= William Stickney (board of directors member) =

William Stickney (April 11, 1827 - October 13, 1881), was the son-in-law of Amos Kendall, a co-founder of the Columbia Institution for the Deaf, a grammar school in Washington, DC, which became Gallaudet University. He was a member of the board of directors of Columbia Institution from its inception in 1857 until his death in 1881. He was the first secretary of the board of directors, and held the position throughout his entire tenure as director.

In May 1857, a house and a vacant lot owned by Stickney were rented and, along with another house, were used to start the Columbia Institution.

William Stickney was born on April 11, 1827, in Vassalborough, Maine, and married Jeannie E. Kendall, the oldest daughter of Amos Kendall, on January 15, 1852, in a ceremony that took place on Kendall Green. They had two children: William "Will" Soule Stickney (October 24, 1852 - July 20, 1880), and a second child who died at six months of age in 1854.
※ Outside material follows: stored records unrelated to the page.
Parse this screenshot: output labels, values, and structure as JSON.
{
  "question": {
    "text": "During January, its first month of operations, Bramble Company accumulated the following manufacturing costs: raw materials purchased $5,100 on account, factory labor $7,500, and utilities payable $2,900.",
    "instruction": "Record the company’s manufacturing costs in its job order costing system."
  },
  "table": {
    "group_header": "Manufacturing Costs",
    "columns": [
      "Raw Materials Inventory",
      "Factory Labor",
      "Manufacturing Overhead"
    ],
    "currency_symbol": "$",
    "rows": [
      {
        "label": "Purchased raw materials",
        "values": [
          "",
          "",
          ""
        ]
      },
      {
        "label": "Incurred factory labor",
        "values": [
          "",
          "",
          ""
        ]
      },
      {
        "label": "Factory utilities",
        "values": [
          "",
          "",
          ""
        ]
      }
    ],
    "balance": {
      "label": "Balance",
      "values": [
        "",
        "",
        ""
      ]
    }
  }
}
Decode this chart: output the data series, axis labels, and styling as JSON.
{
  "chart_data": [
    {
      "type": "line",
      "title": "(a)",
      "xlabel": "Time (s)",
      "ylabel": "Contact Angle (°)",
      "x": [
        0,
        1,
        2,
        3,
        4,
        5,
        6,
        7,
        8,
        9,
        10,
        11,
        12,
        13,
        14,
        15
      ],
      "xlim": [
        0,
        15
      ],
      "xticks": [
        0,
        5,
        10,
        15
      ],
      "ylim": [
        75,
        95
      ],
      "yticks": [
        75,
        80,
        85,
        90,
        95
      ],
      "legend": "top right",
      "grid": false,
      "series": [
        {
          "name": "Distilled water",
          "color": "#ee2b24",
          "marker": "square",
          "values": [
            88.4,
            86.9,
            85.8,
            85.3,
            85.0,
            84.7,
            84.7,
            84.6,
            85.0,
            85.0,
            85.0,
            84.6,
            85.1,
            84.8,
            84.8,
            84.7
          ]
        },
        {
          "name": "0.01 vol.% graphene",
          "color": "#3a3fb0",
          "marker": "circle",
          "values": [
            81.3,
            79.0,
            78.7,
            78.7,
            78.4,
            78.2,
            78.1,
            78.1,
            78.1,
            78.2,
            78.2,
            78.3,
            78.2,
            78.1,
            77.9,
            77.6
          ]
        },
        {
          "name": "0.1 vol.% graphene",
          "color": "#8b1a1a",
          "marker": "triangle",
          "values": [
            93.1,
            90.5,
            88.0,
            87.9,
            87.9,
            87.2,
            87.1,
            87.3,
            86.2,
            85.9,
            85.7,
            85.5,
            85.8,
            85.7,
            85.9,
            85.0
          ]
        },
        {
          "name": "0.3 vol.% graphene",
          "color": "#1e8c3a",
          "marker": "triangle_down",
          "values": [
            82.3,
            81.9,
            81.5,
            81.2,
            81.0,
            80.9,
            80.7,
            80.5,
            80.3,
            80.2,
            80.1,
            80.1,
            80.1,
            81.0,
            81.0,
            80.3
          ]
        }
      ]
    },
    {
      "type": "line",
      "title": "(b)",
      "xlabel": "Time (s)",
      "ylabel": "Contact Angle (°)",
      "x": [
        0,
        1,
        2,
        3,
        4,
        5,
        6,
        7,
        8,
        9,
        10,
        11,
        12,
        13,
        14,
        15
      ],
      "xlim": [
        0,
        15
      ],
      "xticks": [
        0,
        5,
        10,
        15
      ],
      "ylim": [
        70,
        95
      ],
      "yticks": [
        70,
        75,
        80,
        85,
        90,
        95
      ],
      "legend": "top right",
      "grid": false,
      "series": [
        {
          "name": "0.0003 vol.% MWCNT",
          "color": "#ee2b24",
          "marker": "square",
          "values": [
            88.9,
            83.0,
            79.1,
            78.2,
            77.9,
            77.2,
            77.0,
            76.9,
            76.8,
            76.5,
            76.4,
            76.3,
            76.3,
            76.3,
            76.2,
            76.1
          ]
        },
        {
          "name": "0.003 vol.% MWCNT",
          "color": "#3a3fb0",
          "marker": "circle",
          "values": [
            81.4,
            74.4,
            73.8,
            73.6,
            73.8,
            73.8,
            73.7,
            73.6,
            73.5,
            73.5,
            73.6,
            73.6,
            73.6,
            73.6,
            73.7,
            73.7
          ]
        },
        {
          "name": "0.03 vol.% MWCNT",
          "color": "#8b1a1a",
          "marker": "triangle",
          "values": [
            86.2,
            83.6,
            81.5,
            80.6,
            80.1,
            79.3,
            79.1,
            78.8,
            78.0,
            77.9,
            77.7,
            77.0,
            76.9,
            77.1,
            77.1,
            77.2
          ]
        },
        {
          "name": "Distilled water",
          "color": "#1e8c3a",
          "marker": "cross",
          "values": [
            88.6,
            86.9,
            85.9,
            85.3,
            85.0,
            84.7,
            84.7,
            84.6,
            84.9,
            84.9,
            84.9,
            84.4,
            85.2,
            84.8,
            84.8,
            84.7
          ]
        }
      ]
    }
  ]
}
Stickney attended Waterville College (now Colby College) in Maine, from 1846 to 1849, then entered the senior class at the Columbian University in Washington, DC (now George Washington University) and graduated from that institution. He was admitted to the bar to practice law in St. Louis, Missouri in 1850. He worked as a government clerk from 1852 to 1857, then worked as personal secretary to Amos Kendall from 1852 until Kendall's death in 1869.

Stickney died on October 13, 1881, after a four-day illness.

He was descended from William Stickney who settled in Massachusetts in 1636, having come from the town of Stickney on the eastern coast of England.